僕は森喜朗と徳川慶喜が好きすぎてちょっと変な趣味に走ってる(後編)

前編から続く)

こんな感じでこの二人を褒め称えたらきりがないが、実は僕が彼らに対して抱いている気持ちは結構軽薄である。

たとえば、僕と森喜朗の関係。これはアイドルを追っかける女子高生の関係だ。もちろん、森喜朗がアイドルで僕が女子高生である。

僕は女子高生がアイドルの写真集を命より大事にするくらい、森喜朗が書いた「私の履歴書」を重宝している。そして、僕はこの本を持って二子玉川にある高島屋を時々彷徨う。なぜかというと、ある時その高島屋で森喜朗を目撃したという噂を耳にして、そこに行けば「私の履歴書」にサインしてもらえるかもと期待しているからである。

アイドルの森喜朗は十分遠い存在だが、徳川慶喜はもっと遠い。慶喜は故人ということもあるが、たとえまだ生きていたとしても、僕は彼に対して追っかけ行為のようなことはできないだろう。慶喜はあこがれの対象なので、もっぱら真似したいだけだ。

別に僕は俳優になりたいと思ったことはないが、万一スカウトされて俳優になり、慶喜が大河ドラマの題材に選ばれ、僕が主役に抜擢されたら、慶喜の波乱に満ちた半生を演じられる自信がある。

たとえば、実際に愚物であった島津久光参与会議で「こいつは天下の大愚物である」と罵倒し、泥酔しているように見えて実はシラフであるニュアンスを演じたり、大政奉還をするために諸大名の重臣を唐突に呼び出し、260年間存在した幕府が突然消えてしまうという状態をまったく理解できずにポカーンとしている武士たちを煙に巻いてさっさと二条城二の丸大広間を退散する。
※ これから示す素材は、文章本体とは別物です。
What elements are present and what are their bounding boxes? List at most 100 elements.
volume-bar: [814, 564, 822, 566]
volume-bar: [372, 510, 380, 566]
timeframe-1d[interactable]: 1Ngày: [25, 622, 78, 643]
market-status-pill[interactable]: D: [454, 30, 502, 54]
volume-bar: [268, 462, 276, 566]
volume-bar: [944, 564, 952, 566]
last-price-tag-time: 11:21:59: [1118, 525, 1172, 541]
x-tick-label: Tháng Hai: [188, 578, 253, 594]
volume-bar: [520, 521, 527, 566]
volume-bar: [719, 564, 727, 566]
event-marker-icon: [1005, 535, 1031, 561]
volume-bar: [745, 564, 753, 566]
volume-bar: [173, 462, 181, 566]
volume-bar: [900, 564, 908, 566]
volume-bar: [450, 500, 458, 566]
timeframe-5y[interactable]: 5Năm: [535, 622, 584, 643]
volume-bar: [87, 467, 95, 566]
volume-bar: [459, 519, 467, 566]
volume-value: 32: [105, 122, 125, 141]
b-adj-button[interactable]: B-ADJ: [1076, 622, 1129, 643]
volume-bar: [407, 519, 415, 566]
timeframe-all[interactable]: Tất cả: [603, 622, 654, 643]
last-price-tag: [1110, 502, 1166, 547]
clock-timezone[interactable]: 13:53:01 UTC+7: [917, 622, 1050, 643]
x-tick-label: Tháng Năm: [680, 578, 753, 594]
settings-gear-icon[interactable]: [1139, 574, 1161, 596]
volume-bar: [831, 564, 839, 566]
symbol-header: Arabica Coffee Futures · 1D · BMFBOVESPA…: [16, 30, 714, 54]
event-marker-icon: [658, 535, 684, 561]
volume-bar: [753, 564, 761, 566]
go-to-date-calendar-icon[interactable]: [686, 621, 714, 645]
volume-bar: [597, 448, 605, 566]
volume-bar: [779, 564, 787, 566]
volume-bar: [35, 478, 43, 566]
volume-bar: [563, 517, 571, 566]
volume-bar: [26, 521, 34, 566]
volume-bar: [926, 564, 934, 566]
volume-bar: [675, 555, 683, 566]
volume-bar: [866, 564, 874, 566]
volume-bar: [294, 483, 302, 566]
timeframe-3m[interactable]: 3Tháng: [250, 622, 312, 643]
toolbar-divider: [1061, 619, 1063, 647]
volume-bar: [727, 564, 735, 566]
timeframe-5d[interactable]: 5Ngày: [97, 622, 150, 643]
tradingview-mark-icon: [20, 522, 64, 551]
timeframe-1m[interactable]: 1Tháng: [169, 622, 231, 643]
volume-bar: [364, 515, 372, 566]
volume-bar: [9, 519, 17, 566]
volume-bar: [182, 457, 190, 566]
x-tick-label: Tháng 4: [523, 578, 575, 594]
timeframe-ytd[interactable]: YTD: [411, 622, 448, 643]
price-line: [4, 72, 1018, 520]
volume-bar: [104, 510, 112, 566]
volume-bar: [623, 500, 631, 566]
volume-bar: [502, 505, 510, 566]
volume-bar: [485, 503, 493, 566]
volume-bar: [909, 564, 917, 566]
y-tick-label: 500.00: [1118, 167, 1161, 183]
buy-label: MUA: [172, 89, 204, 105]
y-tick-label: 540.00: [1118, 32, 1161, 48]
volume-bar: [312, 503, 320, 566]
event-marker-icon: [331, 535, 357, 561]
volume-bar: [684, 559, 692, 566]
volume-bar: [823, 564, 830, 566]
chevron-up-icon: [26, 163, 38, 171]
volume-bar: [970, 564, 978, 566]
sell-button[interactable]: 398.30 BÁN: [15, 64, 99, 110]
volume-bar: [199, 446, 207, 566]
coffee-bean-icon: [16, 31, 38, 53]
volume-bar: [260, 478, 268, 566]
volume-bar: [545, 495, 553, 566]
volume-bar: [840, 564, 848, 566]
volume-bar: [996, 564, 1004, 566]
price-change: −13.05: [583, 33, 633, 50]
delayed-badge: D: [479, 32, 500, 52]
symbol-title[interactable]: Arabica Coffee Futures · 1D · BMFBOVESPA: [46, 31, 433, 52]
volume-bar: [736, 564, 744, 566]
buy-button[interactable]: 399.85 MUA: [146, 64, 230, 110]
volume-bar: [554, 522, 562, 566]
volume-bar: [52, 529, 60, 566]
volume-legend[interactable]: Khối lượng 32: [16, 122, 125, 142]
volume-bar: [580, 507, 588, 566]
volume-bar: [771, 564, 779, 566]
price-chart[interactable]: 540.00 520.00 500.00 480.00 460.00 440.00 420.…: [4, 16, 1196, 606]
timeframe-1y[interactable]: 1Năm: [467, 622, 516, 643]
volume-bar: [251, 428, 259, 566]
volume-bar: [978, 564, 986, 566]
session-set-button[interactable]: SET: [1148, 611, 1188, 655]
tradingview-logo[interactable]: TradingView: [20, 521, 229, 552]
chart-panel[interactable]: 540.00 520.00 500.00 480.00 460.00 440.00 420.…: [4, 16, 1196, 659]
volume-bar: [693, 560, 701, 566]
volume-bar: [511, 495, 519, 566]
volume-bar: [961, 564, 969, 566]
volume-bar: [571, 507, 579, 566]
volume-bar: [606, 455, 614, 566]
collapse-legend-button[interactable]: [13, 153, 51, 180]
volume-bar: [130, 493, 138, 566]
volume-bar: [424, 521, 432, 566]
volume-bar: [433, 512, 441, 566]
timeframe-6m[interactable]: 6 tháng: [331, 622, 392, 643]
でも、一番の見せ所は、慶喜にとっての一生の不覚のシーンだ。薩摩藩の挑発に乗って挙兵してしまったものの、朝敵になり鳥羽・伏見の戦いで惨敗した報告を受けると、無表情で「しまった!」と心の中で舌打ちしつつも、このまま戦い続けても百害あって一利なしと悟り、忠実な松平容保に行き先も目的も伝えず「ちいとついてこい」と命令し、夜の大阪城から脱出して江戸城に入った後、容保を見捨てる非情さを完璧に演じられるだろう。

こうしてみると、僕は森喜朗と徳川慶喜が好きすぎて、若干変な趣味に走ってしまっているかもしれない。